Air Ambulance Week: Charity saves lives on farms
Air Ambulance Week runs throughout next week (9-15 September).
The theme is “Today’s Supporter, Tomorrow’s Lifesaver”, one chosen to highlight how air ambulance charities need financial support to continue delivering advanced pre-hospital care.
The messaging is intended to remind people how anyone anywhere in the UK can become a patient at any time.
See also: Dying to Feed you – raising farm health and safety awareness
Air Ambulances UK’s chief executive officer Simmy Akhtar said every day air ambulance charities are collectively dispatched to an average of 126 lifesaving missions or more, each one funded almost entirely by donations.
“Today’s Supporter, Tomorrow’s Lifesaver is an important reminder of the impact each of us can make,” she said.
- Donations to the air ambulance service can be made at airambulancesuk.org/donate-now
We hear how Air Ambulance gave critical care on two farm’s and how Young Farmers are helping with fundraising below.
Chris Gray: Leg saved
Arable and beef farmer Chris Gray recalls how the care he received from Essex & Herts Air Ambulance (EHAAT) critical care team helped save his leg.
He had been driving a telehandler while moving cattle when the animals started to get away from him.
“I decided it would be quicker to jump out to round them up, rather than trying to manoeuvre the JCB around them,” he said.
Chris thought he had secured the handbrake, but it hadn’t caught.
As he jumped out, he lost his balance and fell.
He was winded after crashing to the ground and the machine was still turning sharply, landing directly on top of his right leg.
A quick-thinking colleague reversed the telehandler off his leg while Chris called the emergency services, providing his what3words location.
Critical care
Paramedics from the East of England Ambulance Service and the EHAAT critical care crew gave him medical attention at the scene, before transferring him to Colchester Hospital by land ambulance.
The air ambulance pre-hospital care doctor and critical care paramedic travelled with him.
Chris was hospitalised for six days, and six weeks later his focus on rehabilitation was rewarded when he had medical clearance to drive.
It was a significant moment for him as it meant he could return to light duties on the farm and is now clocking up an average of 13,000 steps a day.

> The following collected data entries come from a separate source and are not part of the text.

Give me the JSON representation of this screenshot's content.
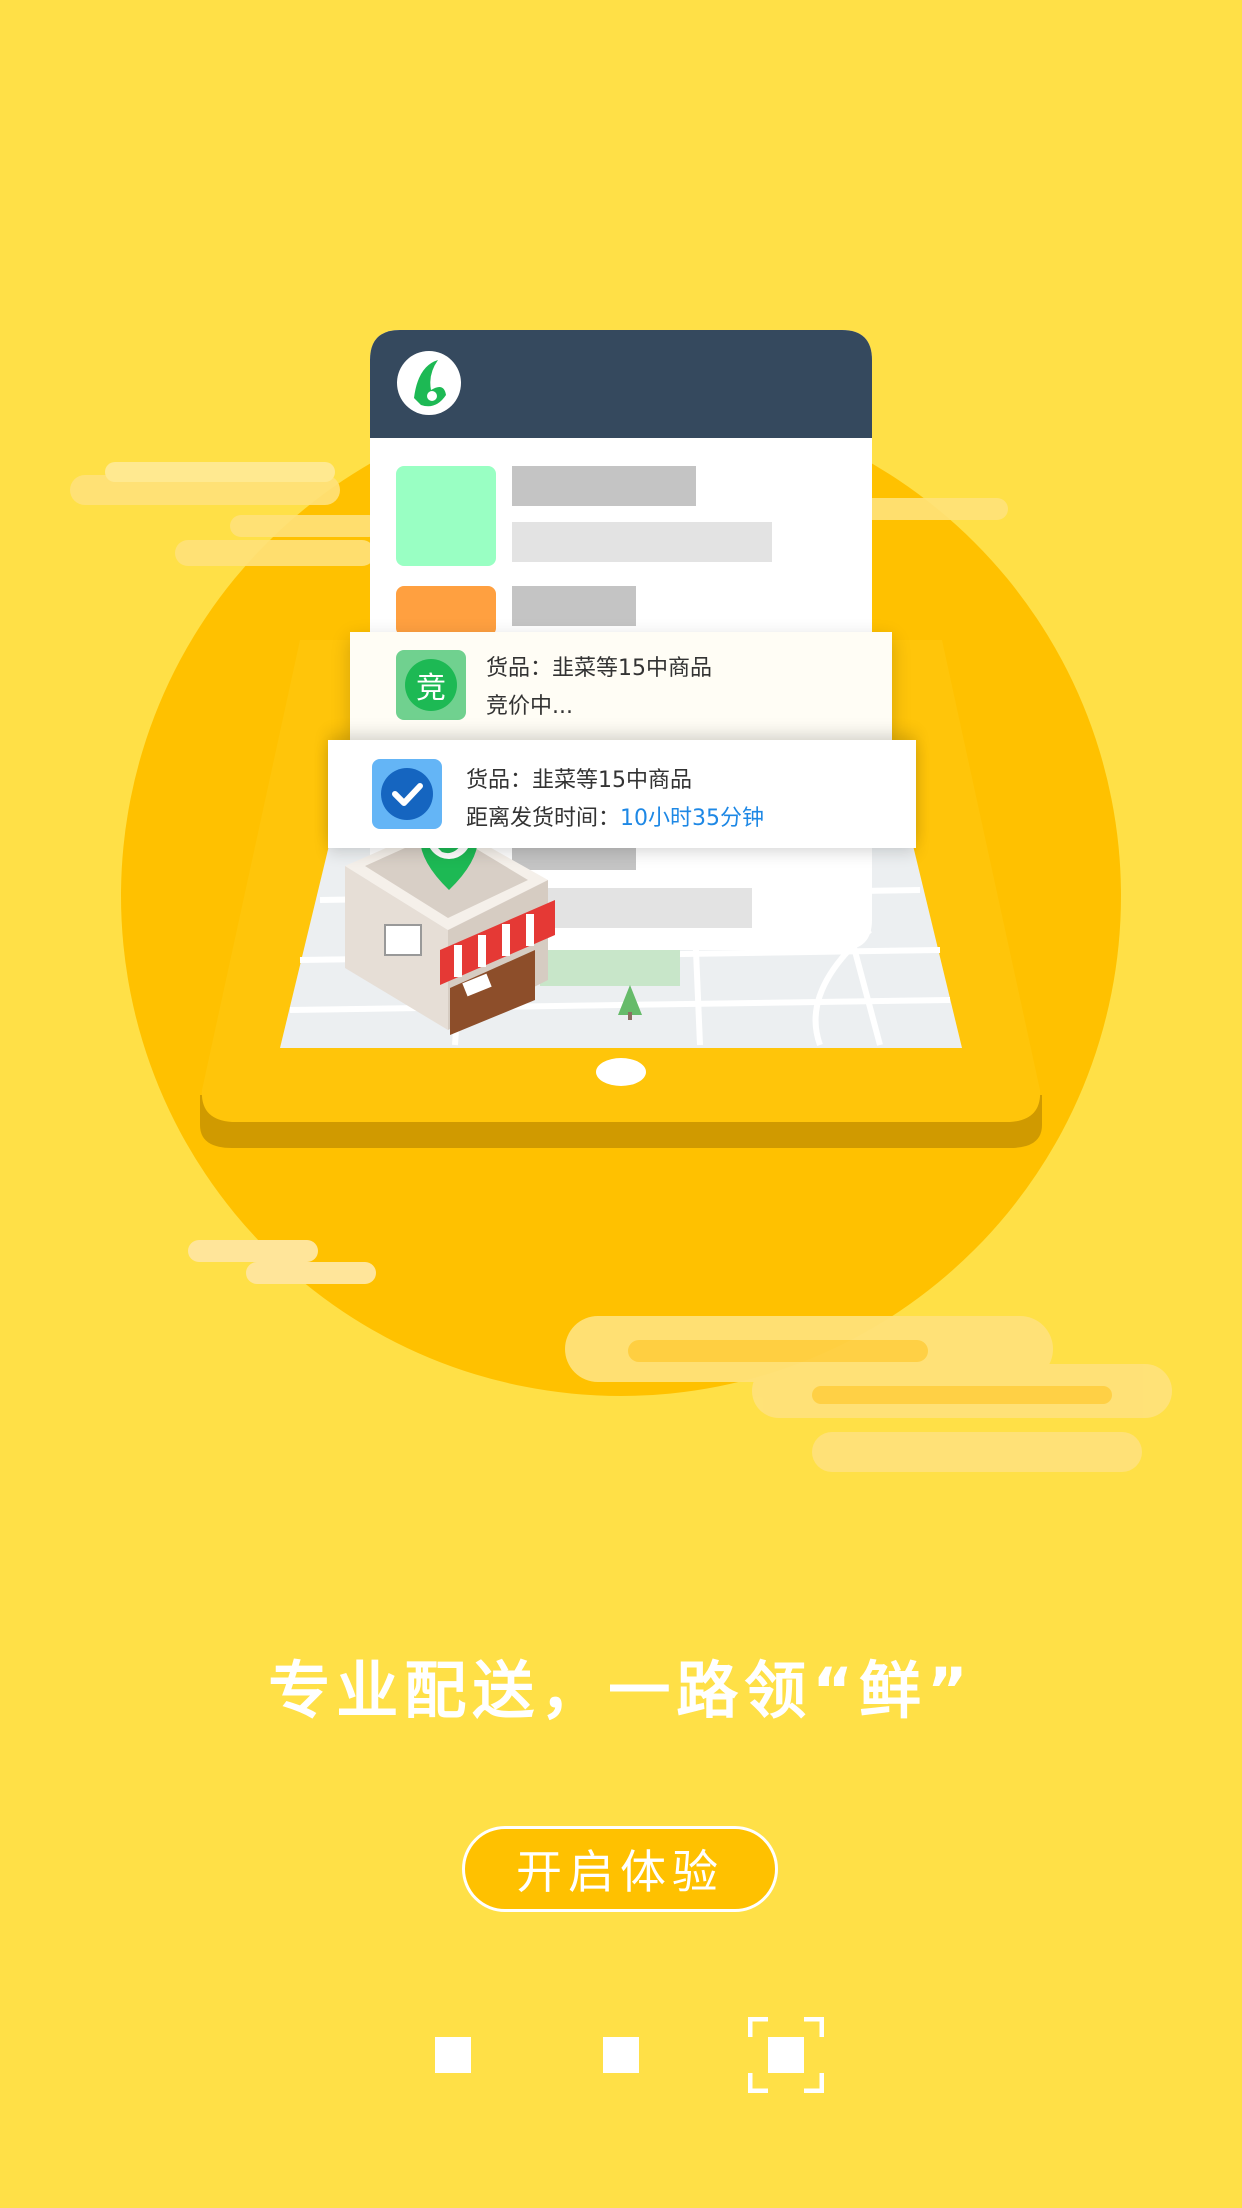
{
  "cards": {
    "bidding": {
      "icon_char": "竞",
      "goods": "货品：韭菜等15中商品",
      "status": "竞价中..."
    },
    "confirmed": {
      "goods": "货品：韭菜等15中商品",
      "distance_label": "距离发货时间：",
      "distance_value": "10小时35分钟"
    }
  },
  "slogan": "专业配送，一路领“鲜”",
  "start_button": "开启体验",
  "pager": {
    "total": 3,
    "active": 3
  },
  "colors": {
    "background": "#FFE047",
    "circle": "#FFC100",
    "header": "#34495E",
    "accent_green": "#1DB954",
    "highlight_blue": "#1E88E5"
  }
}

“I’m now more aware of the risks, but I love being back,” he said.
“I’m really invested in the farm, so being able to manage 13,000 steps in a day again is positive, and I need to keep progressing.”
Stuart Gallop: Broken bone and severed artery
Falling 15 feet from a tree at his grandfather’s farm in Gloucestershire left agricultural engineer Stuart Gallop with life-threatening injuries.
He had been chopping down trees for firewood and landed on an exposed strut sticking out of the bed of a rusty trailer.
He had broken his femur and was bleeding out from his femoral artery.
Stuart’s girlfriend called the emergency services and a Great Western Air Ambulance Charity was dispatched to the farm with two doctors and a paramedic on board the helicopter.
The team needed to stabilise his condition at the scene before they could move him, administering blood-clotting drugs, antibiotics and advanced pain relief.
“I am pretty sure that the fast-acting Critical Care Team saved my life that day,” says Stuart.
He was taken by land ambulance to Southmead Hospital’s major trauma centre.
After a six-hour operation surgeons were able to save his leg by performing an artery transplant to regain blood flow.
“I was worried that I would be unable to ever do my livelihood again, my job as an agricultural engineer is fairly physical and relies on being able-bodied,” said Stuart.
“I feel so thankful for the support I received on the ground from the air ambulance as well as the surgery and aftercare the NHS provided me.”
Just eight weeks after his accident, Stuart was able to return to work on light duties, with extensive physiotherapy.
Young Farmers Club spearheads fundraising efforts
Air ambulance services are run by charities and rely on donations to function.
Every year tens of thousands of pounds are raised by farming organisations, including Young Farmers’ Clubs, to support this vital service.
A walk across Wales by Knighton YFC in Powys earlier this year raised more than £4,000 for the Wales Air Ambulance service.
It helped support the £11.2m annual cost of keeping its helicopters in the air, and a fleet of rapid response vehicles on the road.
Sam Beavan was one of the team of 11 YFC members who completed the walk carrying a spinal board and mannequin “patient”.
He said the important work of the air ambulance and first responders was thrown into sharp focus last year when they responded to a farm accident locally.
Fortunately the outcome was a positive one, but that incident galvanised the club into action.
To coincide with its 80th anniversary year, the members decided to embark on a fundraiser by walking the width of Wales from Knighton to Aberystwyth.
“It was meant to be 80 miles, but it actually turned out to be 97.5,” said Sam, a beef, sheep and poultry farmer.
The youngest member of the team was just 13 and the oldest 24.
“It was really tough going, not so much the distance, but the toll it took on our feet. Having that fundraising goal really kept us going,” Sam recalled.